A dog receives moisture from both drinking water and eating. It is important to ensure that he has enough fresh water and a balanced diet in order to prevent health problems and dehydration, which can lead to death. Extra water should be made available during exercise and in extreme heat. Shade should also be provided to reduce the amount of fluid loss.

In the event a dog becomes dehydrated, small amounts of water should be given to avoid vomiting and further fluid loss. No dry dog food should be given at this time. Electrolytes and perhaps broth to encourage drinking should be added to his water. Checking for any throat obstructions is also important. If the dog does not drink or continues to present symptoms of dehydration, a visit to the veterinarian will be necessary to determine if there is an underlying health problem or to administer IV fluids.

Keep A Proper Environment

Prevention of dehydration is best.
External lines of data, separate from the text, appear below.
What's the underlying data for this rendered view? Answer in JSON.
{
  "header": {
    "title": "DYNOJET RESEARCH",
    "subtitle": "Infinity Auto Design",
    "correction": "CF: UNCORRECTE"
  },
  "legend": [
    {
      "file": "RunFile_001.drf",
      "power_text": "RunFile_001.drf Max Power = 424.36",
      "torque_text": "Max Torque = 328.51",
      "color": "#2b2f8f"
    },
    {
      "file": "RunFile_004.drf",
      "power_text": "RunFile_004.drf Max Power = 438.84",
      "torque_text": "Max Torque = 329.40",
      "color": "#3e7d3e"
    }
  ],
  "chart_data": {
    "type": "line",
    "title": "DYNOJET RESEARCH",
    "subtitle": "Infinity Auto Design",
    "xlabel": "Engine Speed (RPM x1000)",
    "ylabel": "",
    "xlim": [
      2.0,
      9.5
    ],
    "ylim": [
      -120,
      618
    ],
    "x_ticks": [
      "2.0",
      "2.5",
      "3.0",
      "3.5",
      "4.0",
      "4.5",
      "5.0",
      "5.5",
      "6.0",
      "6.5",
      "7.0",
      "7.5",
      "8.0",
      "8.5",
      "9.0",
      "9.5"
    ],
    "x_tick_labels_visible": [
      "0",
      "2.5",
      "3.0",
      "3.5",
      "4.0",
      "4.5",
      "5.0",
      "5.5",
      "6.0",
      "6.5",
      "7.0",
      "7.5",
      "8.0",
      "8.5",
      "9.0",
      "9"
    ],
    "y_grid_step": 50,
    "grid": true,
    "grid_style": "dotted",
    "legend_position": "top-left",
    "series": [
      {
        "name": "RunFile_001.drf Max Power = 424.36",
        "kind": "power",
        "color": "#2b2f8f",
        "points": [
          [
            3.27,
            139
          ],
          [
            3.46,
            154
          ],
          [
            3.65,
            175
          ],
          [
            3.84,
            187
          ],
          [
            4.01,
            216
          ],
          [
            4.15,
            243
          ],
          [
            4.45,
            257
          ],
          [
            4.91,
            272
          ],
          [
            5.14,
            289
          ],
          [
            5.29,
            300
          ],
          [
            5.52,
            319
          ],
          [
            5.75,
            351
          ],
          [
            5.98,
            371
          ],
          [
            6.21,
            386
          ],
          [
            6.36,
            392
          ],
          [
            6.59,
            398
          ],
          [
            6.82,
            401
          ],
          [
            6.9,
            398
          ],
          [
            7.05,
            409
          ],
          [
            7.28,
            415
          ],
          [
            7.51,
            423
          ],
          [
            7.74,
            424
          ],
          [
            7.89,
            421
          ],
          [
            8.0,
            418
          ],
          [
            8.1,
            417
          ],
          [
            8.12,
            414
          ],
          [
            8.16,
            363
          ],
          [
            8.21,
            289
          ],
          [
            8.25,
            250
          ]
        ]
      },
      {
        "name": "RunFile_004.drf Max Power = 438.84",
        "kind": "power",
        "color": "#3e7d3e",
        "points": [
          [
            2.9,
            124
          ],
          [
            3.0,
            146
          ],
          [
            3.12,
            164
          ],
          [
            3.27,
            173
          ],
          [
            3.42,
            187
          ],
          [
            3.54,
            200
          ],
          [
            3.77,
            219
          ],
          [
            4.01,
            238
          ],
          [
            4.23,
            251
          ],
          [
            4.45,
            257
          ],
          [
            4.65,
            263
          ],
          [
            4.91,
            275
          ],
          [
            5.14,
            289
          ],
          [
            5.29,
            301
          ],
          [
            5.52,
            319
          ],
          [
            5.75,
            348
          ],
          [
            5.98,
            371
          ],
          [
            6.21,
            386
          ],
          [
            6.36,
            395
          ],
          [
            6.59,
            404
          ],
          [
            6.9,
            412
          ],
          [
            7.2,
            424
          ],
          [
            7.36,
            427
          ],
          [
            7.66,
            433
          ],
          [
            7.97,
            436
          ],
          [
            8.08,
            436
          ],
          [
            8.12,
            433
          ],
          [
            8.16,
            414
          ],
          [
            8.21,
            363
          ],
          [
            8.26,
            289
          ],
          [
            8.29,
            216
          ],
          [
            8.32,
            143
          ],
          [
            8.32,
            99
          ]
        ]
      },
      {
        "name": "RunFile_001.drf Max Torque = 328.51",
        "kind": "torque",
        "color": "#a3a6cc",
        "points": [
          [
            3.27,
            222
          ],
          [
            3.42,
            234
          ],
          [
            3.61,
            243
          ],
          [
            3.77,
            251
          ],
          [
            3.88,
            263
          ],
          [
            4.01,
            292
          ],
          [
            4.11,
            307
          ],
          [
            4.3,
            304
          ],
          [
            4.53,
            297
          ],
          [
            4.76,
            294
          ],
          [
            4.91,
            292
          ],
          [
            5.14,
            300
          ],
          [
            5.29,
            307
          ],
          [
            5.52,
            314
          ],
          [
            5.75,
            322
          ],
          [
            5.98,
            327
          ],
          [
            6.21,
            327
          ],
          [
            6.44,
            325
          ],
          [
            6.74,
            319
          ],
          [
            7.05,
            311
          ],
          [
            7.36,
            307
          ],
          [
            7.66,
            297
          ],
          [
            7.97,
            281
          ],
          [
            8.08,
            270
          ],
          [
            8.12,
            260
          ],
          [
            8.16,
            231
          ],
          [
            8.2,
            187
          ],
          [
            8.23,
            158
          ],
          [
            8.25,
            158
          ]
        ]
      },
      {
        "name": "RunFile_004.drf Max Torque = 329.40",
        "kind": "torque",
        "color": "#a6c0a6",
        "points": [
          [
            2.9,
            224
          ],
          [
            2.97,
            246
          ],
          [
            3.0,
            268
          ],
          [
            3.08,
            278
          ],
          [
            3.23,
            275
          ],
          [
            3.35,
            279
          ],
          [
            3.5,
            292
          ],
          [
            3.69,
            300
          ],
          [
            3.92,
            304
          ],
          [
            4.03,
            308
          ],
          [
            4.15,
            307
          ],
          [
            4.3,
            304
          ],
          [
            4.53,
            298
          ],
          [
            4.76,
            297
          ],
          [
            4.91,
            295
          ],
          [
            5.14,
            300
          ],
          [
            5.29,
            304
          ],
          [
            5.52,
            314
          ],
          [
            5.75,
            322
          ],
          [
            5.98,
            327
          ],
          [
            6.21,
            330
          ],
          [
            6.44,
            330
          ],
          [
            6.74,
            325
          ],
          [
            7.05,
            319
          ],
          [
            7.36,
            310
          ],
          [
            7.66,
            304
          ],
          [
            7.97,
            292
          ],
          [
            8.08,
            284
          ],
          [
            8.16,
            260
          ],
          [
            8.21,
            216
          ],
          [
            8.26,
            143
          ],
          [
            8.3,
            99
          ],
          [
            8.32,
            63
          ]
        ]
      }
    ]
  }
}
Dogs should have plenty of fresh water available to them at all times. Outdoor dogs should also have shade readily available to prevent overheating and dehydration. Do not overexert dogs when exercising them and make water available to them. Overweight and older dogs should not be overtaxed as well. Exercise your dog during cooler times of the day and pick a path that has at least some shade. Remember a dog does not have sweat glands and can only maintain proper body temperature through panting. They also have a coat of fur, which increase body temperature. Never leave a dog in a car! Even with an open window, temperatures inside increase rapidly and can be as high as 10 to 20 degrees higher than outside of the car.

Since a dog normally needs at least one ounce of water per pound per day, it is important to increase this amount when the environment changes, activity increases or when illness occurs. Almost three quarters of a dog's weight is from water, so as little as a 15% loss can cause death.